KUALA LUMPUR, Aug 7 — Passengers must not think that they are free to do anything in planes, PAS central committee member Riduan Mohd Nor said today while repeating calls to ban alcohol in Malaysia Airlines Bhd (MAB) flight.
The Islamist party PAS’ arts and culture bureau chief also said Putrajaya must not fear customers deserting MAB if no alcohol is served, as he suggested the drafting of laws making the ban mandatory.
“The ban of alcoholic drinks in airplanes is a lesson to the customers that the plane is not an entertainment centre or nightclubs for them to do what they wish,” he said in a statement, pointing out that infants and the elderlies also take flights.
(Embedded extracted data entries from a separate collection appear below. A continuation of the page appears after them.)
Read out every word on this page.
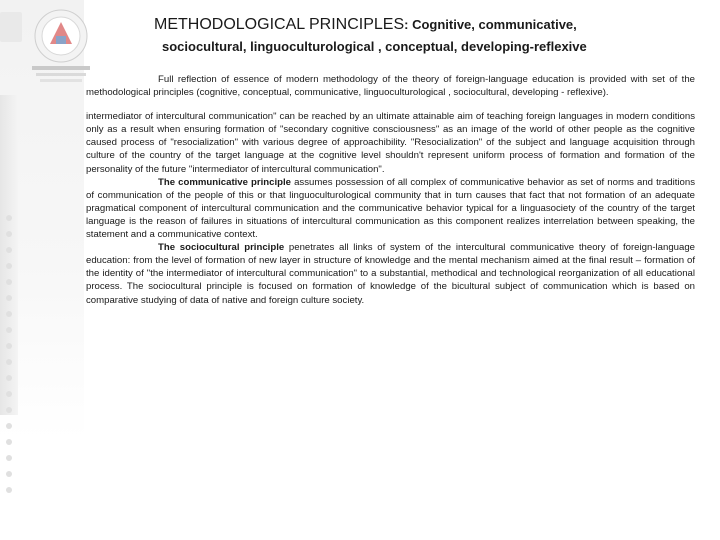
METHODOLOGICAL PRINCIPLES: Cognitive, communicative,
sociocultural, linguoculturological , conceptual, developing-reflexive

Full reflection of essence of modern methodology of the theory of foreign-language education is provided with set of the methodological principles (cognitive, conceptual, communicative, linguoculturological , sociocultural, developing - reflexive).

intermediator of intercultural communication" can be reached by an ultimate attainable aim of teaching foreign languages in modern conditions only as a result when ensuring formation of "secondary cognitive consciousness" as an image of the world of other people as the cognitive caused process of "resocialization" with various degree of approachibility. "Resocialization" of the subject and language acquisition through culture of the country of the target language at the cognitive level shouldn't represent uniform process of formation and formation of the personality of the future "intermediator of intercultural communication".

The communicative principle assumes possession of all complex of communicative behavior as set of norms and traditions of communication of the people of this or that linguoculturological community that in turn causes that fact that not formation of an adequate pragmatical component of intercultural communication and the communicative behavior typical for a linguasociety of the country of the target language is the reason of failures in situations of intercultural communication as this component realizes interrelation between speaking, the statement and a communicative context.

The sociocultural principle penetrates all links of system of the intercultural communicative theory of foreign-language education: from the level of formation of new layer in structure of knowledge and the mental mechanism aimed at the final result – formation of the identity of "the intermediator of intercultural communication" to a substantial, methodical and technological reorganization of all educational process. The sociocultural principle is focused on formation of knowledge of the bicultural subject of communication which is based on comparative studying of data of native and foreign culture society.
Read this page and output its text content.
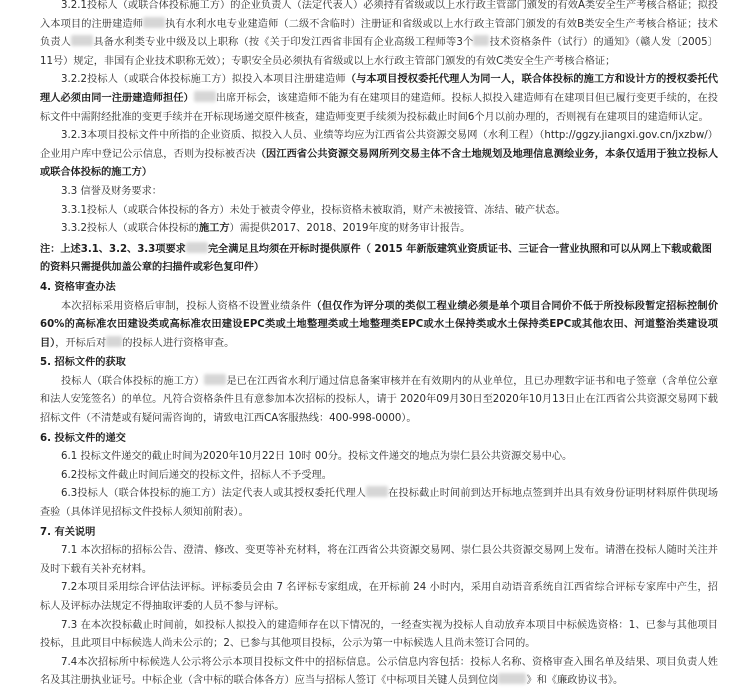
3.2.1投标人（或联合体投标施工方）的企业负责人（法定代表人）必须持有省级或以上水行政主管部门颁发的有效A类安全生产考核合格证；拟投入本项目的注册建造师 执有水利水电专业建造师（二级不含临时）注册证和省级或以上水行政主管部门颁发的有效B类安全生产考核合格证；技术负责人 具备水利类专业中级及以上职称（按《关于印发江西省非国有企业高级工程师等3个 技术资格条件（试行）的通知》（赣人发〔2005〕11号）规定，非国有企业技术职称无效）；专职安全员必须执有省级或以上水行政主管部门颁发的有效C类安全生产考核合格证；

3.2.2投标人（或联合体投标施工方）拟投入本项目注册建造师（与本项目授权委托代理人为同一人，联合体投标的施工方和设计方的授权委托代理人必须由同一注册建造师担任） 出席开标会，该建造师不能为有在建项目的建造师。投标人拟投入建造师有在建项目但已履行变更手续的，在投标文件中需附经批准的变更手续并在开标现场递交原件核查，建造师变更手续须为投标截止时间6个月以前办理的，否则视有在建项目的建造师认定。

3.2.3本项目投标文件中所指的企业资质、拟投入人员、业绩等均应为江西省公共资源交易网（水利工程）（http://ggzy.jiangxi.gov.cn/jxzbw/）企业用户库中登记公示信息，否则为投标被否决（因江西省公共资源交易网所列交易主体不含土地规划及地理信息测绘业务，本条仅适用于独立投标人或联合体投标的施工方）

3.3 信誉及财务要求：

3.3.1投标人（或联合体投标的各方）未处于被责令停业，投标资格未被取消，财产未被接管、冻结、破产状态。

3.3.2投标人（或联合体投标的施工方）需提供2017、2018、2019年度的财务审计报告。

注：上述3.1、3.2、3.3项要求 完全满足且均须在开标时提供原件（ 2015 年新版建筑业资质证书、三证合一营业执照和可以从网上下载或截图的资料只需提供加盖公章的扫描件或彩色复印件）

4. 资格审查办法

本次招标采用资格后审制，投标人资格不设置业绩条件（但仅作为评分项的类似工程业绩必须是单个项目合同价不低于所投标段暂定招标控制价60%的高标准农田建设类或高标准农田建设EPC类或土地整理类或土地整理类EPC或水土保持类或水土保持类EPC或其他农田、河道整治类建设项目），开标后对 的投标人进行资格审查。

5. 招标文件的获取

投标人（联合体投标的施工方） 是已在江西省水利厅通过信息备案审核并在有效期内的从业单位，且已办理数字证书和电子签章（含单位公章和法人安笼签名）的单位。凡符合资格条件且有意参加本次招标的投标人，请于 2020年09月30日至2020年10月13日止在江西省公共资源交易网下载招标文件（不清楚或有疑问需咨询的，请致电江西CA客服热线：400-998-0000）。

6. 投标文件的递交

6.1 投标文件递交的截止时间为2020年10月22日 10时 00分。投标文件递交的地点为崇仁县公共资源交易中心。

6.2投标文件截止时间后递交的投标文件，招标人不予受理。

6.3投标人（联合体投标的施工方）法定代表人或其授权委托代理人 在投标截止时间前到达开标地点签到并出具有效身份证明材料原件供现场查验（具体详见招标文件投标人须知前附表）。

7. 有关说明

7.1 本次招标的招标公告、澄清、修改、变更等补充材料，将在江西省公共资源交易网、崇仁县公共资源交易网上发布。请潜在投标人随时关注并及时下载有关补充材料。

7.2本项目采用综合评估法评标。评标委员会由 7 名评标专家组成，在开标前 24 小时内，采用自动语音系统自江西省综合评标专家库中产生，招标人及评标办法规定不得抽取评委的人员不参与评标。

7.3 在本次投标截止时间前，如投标人拟投入的建造师存在以下情况的，一经查实视为投标人自动放弃本项目中标候选资格：1、已参与其他项目投标，且此项目中标候选人尚未公示的；2、已参与其他项目投标，公示为第一中标候选人且尚未签订合同的。

7.4本次招标所中标候选人公示将公示本项目投标文件中的招标信息。公示信息内容包括：投标人名称、资格审查入围名单及结果、项目负责人姓名及其注册执业证号。中标企业（含中标的联合体各方）应当与招标人签订《中标项目关键人员到位岗	》和《廉政协议书》。
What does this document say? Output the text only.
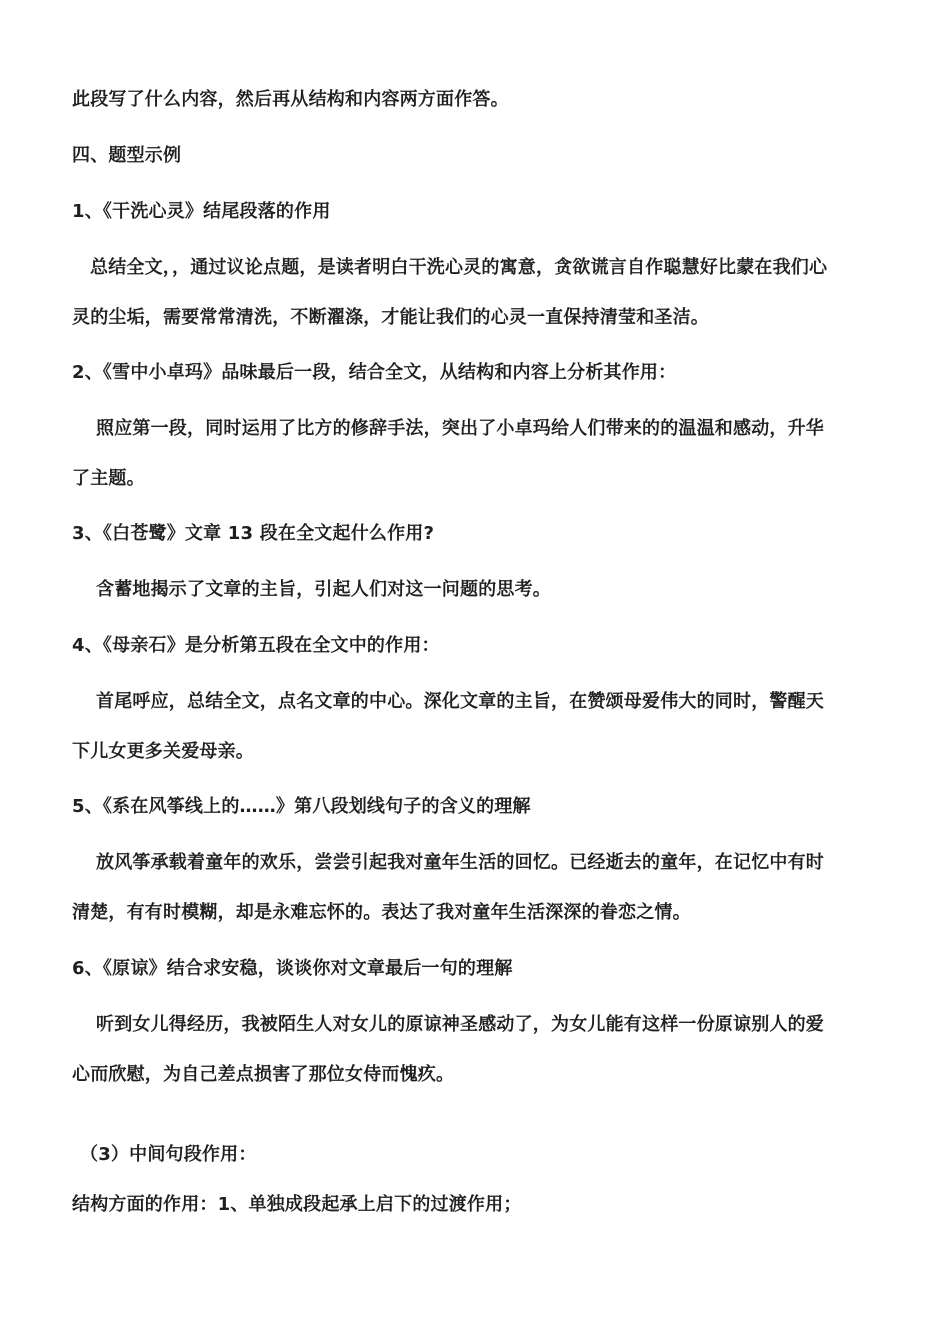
此段写了什么内容，然后再从结构和内容两方面作答。
四、题型示例
1、《干洗心灵》结尾段落的作用
总结全文，，通过议论点题，是读者明白干洗心灵的寓意，贪欲谎言自作聪慧好比蒙在我们心
灵的尘垢，需要常常清洗，不断濯涤，才能让我们的心灵一直保持清莹和圣洁。
2、《雪中小卓玛》品味最后一段，结合全文，从结构和内容上分析其作用：
照应第一段，同时运用了比方的修辞手法，突出了小卓玛给人们带来的的温温和感动，升华
了主题。
3、《白苍鹭》文章 13 段在全文起什么作用?
含蓄地揭示了文章的主旨，引起人们对这一问题的思考。
4、《母亲石》是分析第五段在全文中的作用：
首尾呼应，总结全文，点名文章的中心。深化文章的主旨，在赞颂母爱伟大的同时，警醒天
下儿女更多关爱母亲。
5、《系在风筝线上的……》第八段划线句子的含义的理解
放风筝承载着童年的欢乐，尝尝引起我对童年生活的回忆。已经逝去的童年，在记忆中有时
清楚，有有时模糊，却是永难忘怀的。表达了我对童年生活深深的眷恋之情。
6、《原谅》结合求安稳，谈谈你对文章最后一句的理解
听到女儿得经历，我被陌生人对女儿的原谅神圣感动了，为女儿能有这样一份原谅别人的爱
心而欣慰，为自己差点损害了那位女侍而愧疚。
（3）中间句段作用：
结构方面的作用：1、单独成段起承上启下的过渡作用；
“It is a temporary transit ferrying passengers from one place to another. Therefore, the safety of passengers and the plane is a main issue that cannot be compromised.”
Transport Minister Datuk Seri Liow Tiong Lai said in a Parliamentary written reply today that Putrajaya will let airlines decide instead of banning alcohol on flights.
“Airlines such as MAB, which fly to various destinations around the world and fly different types of passengers, need to meet their customers’ needs especially for business class and first class,” he said in a written reply to PAS’ Kuala Nerus MP Datuk Khairuddin Aman Razali.
In response, Riduan said Putrajaya must not worry about losing customers since there are other aspects when valuing airlines such as punctuality, efficiency, service and comfort.
“Just because there’s no alcohol, doesn’t mean customers will be disappointed and search for other companies. Customers may even prefer the company because its safety is guaranteed,” he said.
He pointed at twin fatal tragedies with Malaysia Airlines flights MH370 and MH17, suggesting they were allegedly related to the lack God’s blessings.
In June, PAS Youth had urged MAB to stop serving alcohol completely today, following a bomb scare on its MH128 from Melbourne, Australia.
The wing claimed that alcohol is a “threat” against flight safety, and said Malaysia must make Middle East countries such as Saudi Arabia, Kuwait, Egypt and Bahrain as role models in this matter, including its neighbour Brunei.
MAB had stopped serving alcohol on flights under three hours’ long starting January 1 last year to accommodate the preference of most of their customers who are Malaysians, but did not publicly announce it until April that year.